Trump only needs one.

But if the Vacancies Reform Act is the clearest answer for how Trump could name a replacement for Sessions, it raises a tricky question about how to get Sessions to vacate the position to begin with.

It’s simply not clear whether the president is allowed to use the Vacancies Reform Act to appoint an acting replacement for an official that he himself has just fired.

You knew we weren’t getting through this without an Apprentice reference.
David Becker/Getty

The text of the law only lists cases where the previous appointee “dies, resigns, or is otherwise unable to perform the functions and duties of the office.”

Was “is fired” explicitly left out because Congress didn’t want the law to apply in those cases, or is it supposed to count under being “unable to perform the duties of the office”?

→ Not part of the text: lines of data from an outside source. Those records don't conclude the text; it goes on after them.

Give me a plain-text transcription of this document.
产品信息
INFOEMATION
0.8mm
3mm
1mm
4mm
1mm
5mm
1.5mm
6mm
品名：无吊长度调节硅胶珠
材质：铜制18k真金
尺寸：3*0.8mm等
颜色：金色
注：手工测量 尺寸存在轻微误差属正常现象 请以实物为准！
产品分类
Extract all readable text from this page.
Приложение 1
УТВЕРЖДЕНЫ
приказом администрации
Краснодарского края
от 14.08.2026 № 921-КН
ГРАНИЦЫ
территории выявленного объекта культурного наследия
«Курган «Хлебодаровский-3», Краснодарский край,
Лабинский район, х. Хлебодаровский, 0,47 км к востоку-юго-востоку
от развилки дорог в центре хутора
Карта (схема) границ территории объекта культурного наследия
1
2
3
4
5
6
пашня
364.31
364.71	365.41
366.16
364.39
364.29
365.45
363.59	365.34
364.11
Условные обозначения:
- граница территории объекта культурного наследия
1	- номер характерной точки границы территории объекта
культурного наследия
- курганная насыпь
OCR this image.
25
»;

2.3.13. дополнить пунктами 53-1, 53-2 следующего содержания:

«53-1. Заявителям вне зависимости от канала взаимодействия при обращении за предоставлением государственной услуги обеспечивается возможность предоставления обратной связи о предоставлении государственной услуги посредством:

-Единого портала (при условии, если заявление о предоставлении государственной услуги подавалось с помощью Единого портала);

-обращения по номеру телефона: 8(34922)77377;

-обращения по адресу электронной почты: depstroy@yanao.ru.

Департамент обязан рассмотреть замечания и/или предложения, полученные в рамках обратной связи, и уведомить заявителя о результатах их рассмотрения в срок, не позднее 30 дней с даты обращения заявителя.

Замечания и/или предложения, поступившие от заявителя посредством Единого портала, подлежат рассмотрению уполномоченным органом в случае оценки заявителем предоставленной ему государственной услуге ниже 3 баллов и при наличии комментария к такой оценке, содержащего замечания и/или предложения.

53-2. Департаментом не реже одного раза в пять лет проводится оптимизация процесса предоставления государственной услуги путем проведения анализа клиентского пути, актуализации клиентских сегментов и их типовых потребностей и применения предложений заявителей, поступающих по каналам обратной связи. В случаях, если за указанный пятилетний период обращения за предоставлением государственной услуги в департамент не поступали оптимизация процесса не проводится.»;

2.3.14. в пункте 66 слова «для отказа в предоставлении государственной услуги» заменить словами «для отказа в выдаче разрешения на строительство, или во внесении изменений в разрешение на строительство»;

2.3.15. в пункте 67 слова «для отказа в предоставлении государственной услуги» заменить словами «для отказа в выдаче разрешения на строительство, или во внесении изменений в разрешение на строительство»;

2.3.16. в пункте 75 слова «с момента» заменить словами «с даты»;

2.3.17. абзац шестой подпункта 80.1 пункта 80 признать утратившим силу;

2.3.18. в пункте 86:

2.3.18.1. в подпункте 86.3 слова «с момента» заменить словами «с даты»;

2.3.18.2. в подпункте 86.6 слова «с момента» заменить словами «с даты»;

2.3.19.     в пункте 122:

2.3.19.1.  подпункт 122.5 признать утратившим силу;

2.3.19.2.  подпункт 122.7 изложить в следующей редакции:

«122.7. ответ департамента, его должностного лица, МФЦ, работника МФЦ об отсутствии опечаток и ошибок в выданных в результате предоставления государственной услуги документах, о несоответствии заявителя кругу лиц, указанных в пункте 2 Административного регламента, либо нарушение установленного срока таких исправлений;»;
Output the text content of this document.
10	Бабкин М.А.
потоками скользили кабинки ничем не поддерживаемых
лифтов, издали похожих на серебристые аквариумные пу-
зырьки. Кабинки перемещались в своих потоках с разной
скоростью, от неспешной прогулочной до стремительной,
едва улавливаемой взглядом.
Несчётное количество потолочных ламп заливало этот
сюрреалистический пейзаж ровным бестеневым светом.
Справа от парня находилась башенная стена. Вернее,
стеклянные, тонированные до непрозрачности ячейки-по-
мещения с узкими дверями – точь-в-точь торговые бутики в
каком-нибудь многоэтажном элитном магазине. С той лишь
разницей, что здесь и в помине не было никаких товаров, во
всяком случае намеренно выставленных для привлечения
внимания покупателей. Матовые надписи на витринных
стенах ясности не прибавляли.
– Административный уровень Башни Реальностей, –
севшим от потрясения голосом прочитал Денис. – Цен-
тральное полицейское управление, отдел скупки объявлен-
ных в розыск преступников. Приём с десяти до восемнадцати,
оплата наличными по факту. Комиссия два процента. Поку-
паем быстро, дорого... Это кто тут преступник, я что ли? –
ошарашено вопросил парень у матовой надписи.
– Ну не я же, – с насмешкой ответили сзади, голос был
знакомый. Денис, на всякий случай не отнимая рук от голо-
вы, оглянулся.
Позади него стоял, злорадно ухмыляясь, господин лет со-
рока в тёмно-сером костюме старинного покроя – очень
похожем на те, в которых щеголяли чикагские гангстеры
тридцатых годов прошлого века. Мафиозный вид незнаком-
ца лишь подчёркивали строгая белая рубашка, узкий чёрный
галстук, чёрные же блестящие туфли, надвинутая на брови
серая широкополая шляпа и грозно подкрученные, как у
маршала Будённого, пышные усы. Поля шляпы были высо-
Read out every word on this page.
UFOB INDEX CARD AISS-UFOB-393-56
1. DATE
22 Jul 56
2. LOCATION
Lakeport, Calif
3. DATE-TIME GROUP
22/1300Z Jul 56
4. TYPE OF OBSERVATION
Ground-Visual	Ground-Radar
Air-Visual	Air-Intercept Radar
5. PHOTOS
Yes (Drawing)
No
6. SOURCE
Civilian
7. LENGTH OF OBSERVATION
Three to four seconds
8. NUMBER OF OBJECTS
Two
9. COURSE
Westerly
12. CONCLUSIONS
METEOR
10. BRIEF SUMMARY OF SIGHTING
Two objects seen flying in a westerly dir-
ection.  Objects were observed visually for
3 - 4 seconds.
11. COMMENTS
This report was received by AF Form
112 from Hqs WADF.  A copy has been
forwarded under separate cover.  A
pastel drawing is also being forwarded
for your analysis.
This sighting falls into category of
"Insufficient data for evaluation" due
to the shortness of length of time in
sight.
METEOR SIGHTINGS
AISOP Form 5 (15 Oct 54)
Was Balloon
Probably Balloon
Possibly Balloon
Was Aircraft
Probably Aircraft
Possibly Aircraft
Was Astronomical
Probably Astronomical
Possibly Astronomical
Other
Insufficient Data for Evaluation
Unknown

It depends what method you use to gauge Congress’s intent in passing the law.

Comparing the Vacancies Reform Act to the text of other federal laws — the Presidential Succession Act applies to cases of “death, resignation, removal from office, (or) inability or failure to qualify” for instance — might lead a judge to believe that the Vacancies Reform Act deliberately excluded replacements for fired officials. But looking at statements made by members of Congress when the bill was being debated might lead to the opposite conclusion. Author Sen. Fred Thompson (R-TN) said that the law on the books at the time “does not apply when the officer is fired,” but that the Vacancies Reform Act would fix it — to “make the law cover all situations” (except illness) “when the officer cannot perform his duties.”

If Sessions resigns, this problem doesn’t arise. This might be why, so far, Trump has declined to fire the attorney general he so clearly wishes would go away. But so far, Sessions has given every indication that if Trump wants him out, he’ll have to fire him: “If (Trump) wants to make a change,” Sessions told Tucker Carlson on Thursday night, “he can certainly do so.”

Trump may eventually lose patience and simply decide to do just that.

If Trump fires Sessions, though, there’s nothing preventing him from appointing an acting AG and simply claiming it’s allowed under the Vacancies Reform Act. He’d almost certainly get challenged in court. And it’s entirely possible that a federal judge would rule against the administration and moot the appointment of the acting AG.

But by the time that happens, it’s also entirely possible the acting AG will already have fired Mueller — or issued “guidance” that hamstrings Mueller’s investigation.

Maybe the Trump administration is queasy about that kind of brinksmanship and opportunism. Maybe they aren’t. After all, we’re talking about situations in which the president fires an attorney general so that he can get a special counsel fired. Thinking about the legally proper way to do things seems almost quaint.